Es por eso que el sindicato ha recurrido a un plan de contingencias, y prepara ahora una contraofensiva judicial tanto para la Provincia como para el Municipio, como lo expresó en un extenso comunicado a sus afiliados. En el primer caso, para oponerse a los descuentos en los haberes jubilatorios (superiores a los 110.000 pesos) resueltos por la Provincia, y en el segundo para el caso de que el Ejecutivo Municipal decida avanzar más allá del no pago excepcional de prolongaciones de jornadas y horas extra.
Desde el sindicato, en realidad, ya dan por perdidos estos conceptos para quienes se encuentran alcanzados el receso administrativo, pero no quieren “ceder” nada más, e intuyen que el próximo objetivo de Hacemos por Córdoba será avanzar sobre las ya mencionadas bonificaciones.

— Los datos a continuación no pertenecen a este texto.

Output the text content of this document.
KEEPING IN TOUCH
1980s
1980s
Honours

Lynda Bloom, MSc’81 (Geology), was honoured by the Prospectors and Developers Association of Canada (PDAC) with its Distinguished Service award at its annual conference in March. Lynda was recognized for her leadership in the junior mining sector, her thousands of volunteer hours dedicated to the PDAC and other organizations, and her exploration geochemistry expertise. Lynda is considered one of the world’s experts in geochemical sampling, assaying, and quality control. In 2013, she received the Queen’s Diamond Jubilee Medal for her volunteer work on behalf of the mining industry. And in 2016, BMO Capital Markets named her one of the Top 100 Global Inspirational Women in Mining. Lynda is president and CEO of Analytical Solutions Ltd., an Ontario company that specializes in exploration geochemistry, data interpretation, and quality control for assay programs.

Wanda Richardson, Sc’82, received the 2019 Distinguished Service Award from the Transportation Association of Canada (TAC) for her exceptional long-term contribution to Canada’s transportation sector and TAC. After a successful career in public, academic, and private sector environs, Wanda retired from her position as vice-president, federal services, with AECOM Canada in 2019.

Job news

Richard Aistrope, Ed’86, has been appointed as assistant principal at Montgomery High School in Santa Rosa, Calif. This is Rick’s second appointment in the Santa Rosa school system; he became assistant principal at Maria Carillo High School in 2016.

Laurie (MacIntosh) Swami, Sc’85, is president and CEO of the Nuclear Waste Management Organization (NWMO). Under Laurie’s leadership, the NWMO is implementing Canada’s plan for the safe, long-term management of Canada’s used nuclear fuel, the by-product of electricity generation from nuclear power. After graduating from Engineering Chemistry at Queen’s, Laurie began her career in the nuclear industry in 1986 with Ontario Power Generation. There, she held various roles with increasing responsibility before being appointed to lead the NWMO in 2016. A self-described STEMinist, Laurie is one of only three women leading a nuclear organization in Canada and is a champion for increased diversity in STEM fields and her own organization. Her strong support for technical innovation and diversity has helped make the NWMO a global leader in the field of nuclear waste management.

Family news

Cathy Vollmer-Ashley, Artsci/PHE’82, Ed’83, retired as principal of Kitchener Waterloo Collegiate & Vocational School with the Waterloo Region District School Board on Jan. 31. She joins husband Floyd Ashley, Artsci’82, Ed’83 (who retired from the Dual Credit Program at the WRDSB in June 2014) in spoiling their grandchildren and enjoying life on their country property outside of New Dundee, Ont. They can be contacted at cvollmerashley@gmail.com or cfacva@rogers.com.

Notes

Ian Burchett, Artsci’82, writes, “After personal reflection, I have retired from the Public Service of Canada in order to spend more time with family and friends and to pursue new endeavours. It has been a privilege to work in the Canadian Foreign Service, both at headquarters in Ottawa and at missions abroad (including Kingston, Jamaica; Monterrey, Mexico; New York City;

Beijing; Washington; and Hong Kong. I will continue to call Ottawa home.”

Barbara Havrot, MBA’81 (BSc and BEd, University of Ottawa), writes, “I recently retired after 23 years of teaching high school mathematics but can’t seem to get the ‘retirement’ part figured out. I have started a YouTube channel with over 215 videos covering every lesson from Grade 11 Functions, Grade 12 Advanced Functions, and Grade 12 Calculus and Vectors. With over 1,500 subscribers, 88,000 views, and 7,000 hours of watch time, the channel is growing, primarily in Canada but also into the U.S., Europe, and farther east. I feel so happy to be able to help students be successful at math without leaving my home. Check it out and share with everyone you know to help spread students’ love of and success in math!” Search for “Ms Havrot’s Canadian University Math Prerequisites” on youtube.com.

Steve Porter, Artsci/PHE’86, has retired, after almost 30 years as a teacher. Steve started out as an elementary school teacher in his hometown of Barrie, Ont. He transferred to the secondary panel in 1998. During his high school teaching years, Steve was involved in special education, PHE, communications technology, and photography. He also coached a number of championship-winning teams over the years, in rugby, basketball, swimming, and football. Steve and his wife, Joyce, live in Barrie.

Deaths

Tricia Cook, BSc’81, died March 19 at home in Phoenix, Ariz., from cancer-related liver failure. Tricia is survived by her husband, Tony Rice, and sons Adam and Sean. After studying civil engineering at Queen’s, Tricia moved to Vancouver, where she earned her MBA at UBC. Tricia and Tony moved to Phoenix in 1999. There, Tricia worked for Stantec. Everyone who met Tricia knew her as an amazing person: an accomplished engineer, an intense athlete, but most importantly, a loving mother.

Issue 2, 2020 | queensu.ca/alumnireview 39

En rigor, un recorte más allá de las prolongaciones y horas extra ya empieza a sonar, y hay quienes dicen que iniciará con la próxima liquidación de haberes, con el no pago de los refrigerios durante abril, que alcanzaría -otra vez- a los municipales en receso. Es por eso que las instrucciones al cuerpo de delegados son claras: lograr que los empleados remitan sus liquidaciones al sindicato y proceder luego a un análisis minucioso de cada recibo de sueldo, con el objetivo de buscar fundamentos legales que los ayuden a trasladar las tensiones con el Ejecutivo a los estrados judiciales.